La roue du futur sera imprimée en même temps que le pneu. C’est du moins la vision de l’équipementier Michelin.

On ne manque pas d’air chez les polymères

Pour rester parmi les leaders mondiaux, il faut innover sans cesse et parfois même oser l’inconcevable. C’est, semble-t-il, l’avis du fabricant français de pneumatiques Michelin, qui présentait il y a peu le premier pneu recyclable entièrement imprimé. Les matériaux sont pour le moins incongrus, puisque ce pneu se compose de bambou, de papier, de bois, de déchets plastiques recyclés et enfin de zestes d’orange.

 

 

 

 « Concept Vision », son petit nom, est un pneu sans air, donc increvable, et constitué d’une structure alvéolaire imprimée. La bande de roulement, elle aussi imprimée en 3D, est interchangeable, il serait possible de la remplacer selon la météo et le type de route empruntée. Une condition cependant, l’avoir préalablement imprimée ou l’avoir fait imprimer dans une station-service équipée d’une imprimante. Ce n’est donc pas pour demain… mais au train où les choses évoluent dans le domaine de l’automobile et de l’impression 3D, cela pourrait aller tout de même assez vite.

La plastronique : quand les plastiques se secouent les puces

La plastronique, cette technologie récente qui permet de mouler de l’électronique dans des pièces plastiques, a depuis peu recours à l’impression. Encore une fois, c’est au Massachusetts Institute of Technology (MIT) que l’on doit cette prouesse technologique. Ses chercheurs ont réussi à imprimer des objets constitués de fibres contenant plusieurs matériaux interconnectés. Le filament se compose d’une structure formée de matériaux conducteurs enrobés d’un revêtement polymère. Outre la nature du filament, ils ont dû concevoir une buse d’impression qui permet de fondre suffisamment le polymère pour qu’il adhère, mais pas trop afin de ne pas dénaturer les parties électroniques. Pour la démonstration, l’équipe du MIT a ainsi imprimé une aile d’avion transparente contenant des composants émetteurs de lumière.

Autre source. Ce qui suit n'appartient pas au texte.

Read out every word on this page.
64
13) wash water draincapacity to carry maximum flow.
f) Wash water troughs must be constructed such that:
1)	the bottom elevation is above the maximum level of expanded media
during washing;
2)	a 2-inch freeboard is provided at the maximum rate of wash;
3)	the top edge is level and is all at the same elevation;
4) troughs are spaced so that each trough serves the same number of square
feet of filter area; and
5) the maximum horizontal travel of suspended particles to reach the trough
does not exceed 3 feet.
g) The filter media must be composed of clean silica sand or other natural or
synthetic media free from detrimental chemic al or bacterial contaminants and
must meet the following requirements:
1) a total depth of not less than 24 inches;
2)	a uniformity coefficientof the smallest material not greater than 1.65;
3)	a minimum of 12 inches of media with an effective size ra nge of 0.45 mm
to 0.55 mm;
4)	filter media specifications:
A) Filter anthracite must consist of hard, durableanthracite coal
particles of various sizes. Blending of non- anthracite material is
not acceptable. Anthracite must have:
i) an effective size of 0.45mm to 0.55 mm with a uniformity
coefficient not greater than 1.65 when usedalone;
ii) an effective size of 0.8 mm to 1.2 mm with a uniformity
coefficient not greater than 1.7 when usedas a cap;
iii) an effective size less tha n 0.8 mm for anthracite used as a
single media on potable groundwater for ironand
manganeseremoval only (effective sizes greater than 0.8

Cette technique devrait trouver ses applications, notamment dans le domaine médical où l’on pourrait imaginer des prothèses idéalement adaptées à l’anatomie du patient et qui intégreraient de l’électronique pour surveiller et contrôler le membre en place. Cette prothèse pourrait également évoluer dans le temps… Ce que certains nomment déjà l’impression 4D.

 

 

Imprimer électronique et polymères en une seule opération est un défi en passe d’être relevé par le MIT.